Celebrating Nationhood and Constitutionalism – by Farahnaz Ispahani

Originally Published at THE NEWS

The emergence of Pakistan as the homeland of South Asia’s Muslims, with their unique identity as a nation, was an unparalleled event in the twentieth century. The adoption of the Pakistan resolution at the All India Muslim League open session on 23rd March 1940 in Lahore gave our nation a clear direction. It was no coincidence that 23rd March was chosen in 1956 as the date when Pakistan’s first constitution came into effect and again as the day in 1973 when, after the trauma of two successive dictatorial misadventures, the country adopted a consensus constitution.

Quaid-i-Azam Muhammad Ali Jinnah envisaged a modern democratic state for South Asia’s Muslims. His entire life represented respect for rule of law, justice and fairness. Starting his political career as an ardent nationalist, he earned the title of “ambassador of Hindu-Muslim unity.” His advocacy of a separate Muslim homeland began only after he was convinced that the Muslim nation would not get fair representation and protection without the creation of Pakistan. The Quaid’s conception of Pakistan was clearly rooted in the notion of a constitutional democracy. It is unfortunate that Pakistan’s leadership was hijacked within a decade of its independence by the dark forces of dictatorship. Within two years of the adoption of the 1956 constitution, the constitutional order was overthrown and the country did not get its first general elections until 1970.

The refusal of an unelected elite to accept the result of the 1970 elections led to the break up of Quaid-i-Azam’s Pakistan. Shaheed Zulfikar Ali Bhutto lifted the spirits of the demoralized nation but also gave the country a consensus constitution. The 1973 constitution conformed to the vision of the Quaid drawing its inspiration from Islamic principles, guaranteeing equal rights for all the citizens and above all was thoroughly democratic in character. Shaheed Bhutto’s removal from power and eventual judicial murder plunged the country into darkness.

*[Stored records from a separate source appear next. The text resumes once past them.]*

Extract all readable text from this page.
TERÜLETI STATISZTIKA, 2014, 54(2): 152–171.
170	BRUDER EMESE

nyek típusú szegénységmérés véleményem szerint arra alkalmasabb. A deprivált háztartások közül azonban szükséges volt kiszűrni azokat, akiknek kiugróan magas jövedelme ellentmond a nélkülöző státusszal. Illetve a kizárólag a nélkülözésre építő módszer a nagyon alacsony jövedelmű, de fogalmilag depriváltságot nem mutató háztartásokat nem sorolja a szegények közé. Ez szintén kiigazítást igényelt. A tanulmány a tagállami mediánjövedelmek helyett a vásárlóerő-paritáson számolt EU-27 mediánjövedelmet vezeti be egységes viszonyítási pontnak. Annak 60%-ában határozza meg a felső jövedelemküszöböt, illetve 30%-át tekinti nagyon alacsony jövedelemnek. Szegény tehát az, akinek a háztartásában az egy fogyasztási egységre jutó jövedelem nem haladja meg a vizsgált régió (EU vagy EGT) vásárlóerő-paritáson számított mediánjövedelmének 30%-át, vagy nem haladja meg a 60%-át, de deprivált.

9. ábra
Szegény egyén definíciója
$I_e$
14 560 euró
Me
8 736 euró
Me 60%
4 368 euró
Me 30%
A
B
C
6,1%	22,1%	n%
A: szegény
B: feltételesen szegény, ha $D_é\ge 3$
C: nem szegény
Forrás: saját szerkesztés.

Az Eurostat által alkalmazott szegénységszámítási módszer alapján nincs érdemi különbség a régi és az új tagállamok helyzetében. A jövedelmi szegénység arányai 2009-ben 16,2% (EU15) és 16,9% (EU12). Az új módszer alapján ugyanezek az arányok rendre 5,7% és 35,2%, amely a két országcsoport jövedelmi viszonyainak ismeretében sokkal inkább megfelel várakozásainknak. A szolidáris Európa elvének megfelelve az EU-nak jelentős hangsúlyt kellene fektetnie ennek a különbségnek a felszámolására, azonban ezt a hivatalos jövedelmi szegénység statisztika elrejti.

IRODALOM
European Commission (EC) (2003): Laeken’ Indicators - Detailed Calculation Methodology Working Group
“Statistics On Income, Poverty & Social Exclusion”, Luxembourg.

The two military dictators that followed each had a stint of power spanning a decade. Instead of recognising the sovereignty of the people and the supremacy of the constitution, General Ziaul Haq and General Pervez Musharraf played havoc with the constitution and our state institutions. General Musharraf’s assault on the constitution is fresh in the memory of the Pakistani nation. Shaheed Mohtarma Benazir Bhutto’s return to Pakistan in October 2007 and her courageous embrace of martyrdom gave the nation the strength to face down the Musharraf dictatorship and to ensure a peaceful return to democracy as a result of the February 2008 elections.

The process of restoration of democracy would not be complete without the restoration of the 1973 constitution. A nation’s constitution is by definition a living document that can be amended through the constitutionally mandated process, reflecting changes and needs of the times. But Generals Ziaul Haq and Musharraf arbitrarily amended a consensus document to reflect their twisted thinking that only usurpers of power occupying the presidency through coups d’etat could protect the national interest. When President Asif Ali Zardari sought and secured election as President, some critics wrongly and unjustifiably attributed to him the desire to wield absolute power under the dictators’ distorted constitutions. In reality, President Zardari’s election to the highest office in the land was essential to complete the country’s transition to full constitutional rule. Had the presidency remained in the hands of a dictator, instead of being held by someone who has willingly accepted suffering for the sake of the struggle for democracy, the process of recreating consensus on a constitutional package would almost definitely have run into difficulties.

The honour of removing constitutional aberrations and of restoring the 1973 constitution will has bestowed on the PPP government under the stewardship of President Zardari, with the participation of all major political forces in the country. President Zardari had planned to complete the transition to democracy and to return the country to the foundations of the 1973 constitution from his first day in office. During his address to the joint sitting of the parliament last year, he advised the Speaker of the National Assembly, Dr Fahmida Mirza, to immediately form a constitutional committee comprising representatives of all political forces in the parliament to look at not only doing away with the arbitrary amendments including the infamous 17th amendment inserted by the dictator but also to settle the question of provincial autonomy according to the wishes of the federating units. Had the presidency been in apolitical or establishment hands, as some had desired, the process might have once again been derailed.

Irrespective of what his detractors may like to say, the fact is that Zardari has ungrudgingly consented to forego the powers conferred on the President under the 17th amendment as was his original promise and intention. The constitutional committee is understood to have completed its job and the constitutional package will be in the parliament within this month. The significance of the month of March lies in the fact that this was the month when the Pakistan resolution was adopted in the year 1940 and it was during this month that Shaheed Bhutto choreographed the constitution in 1973. It will again be March when the constitution embodying the vision of Quaid-i-Azam and Quaid-e-Awam will be restored. This year on Pakistan day, we will be able to celebrate not only our nationhood but also our unwavering commitment to constitutionalism.

Farahnaz Ispahani is a Member of the National Assembly and media adviser to the PPP co-chairperson.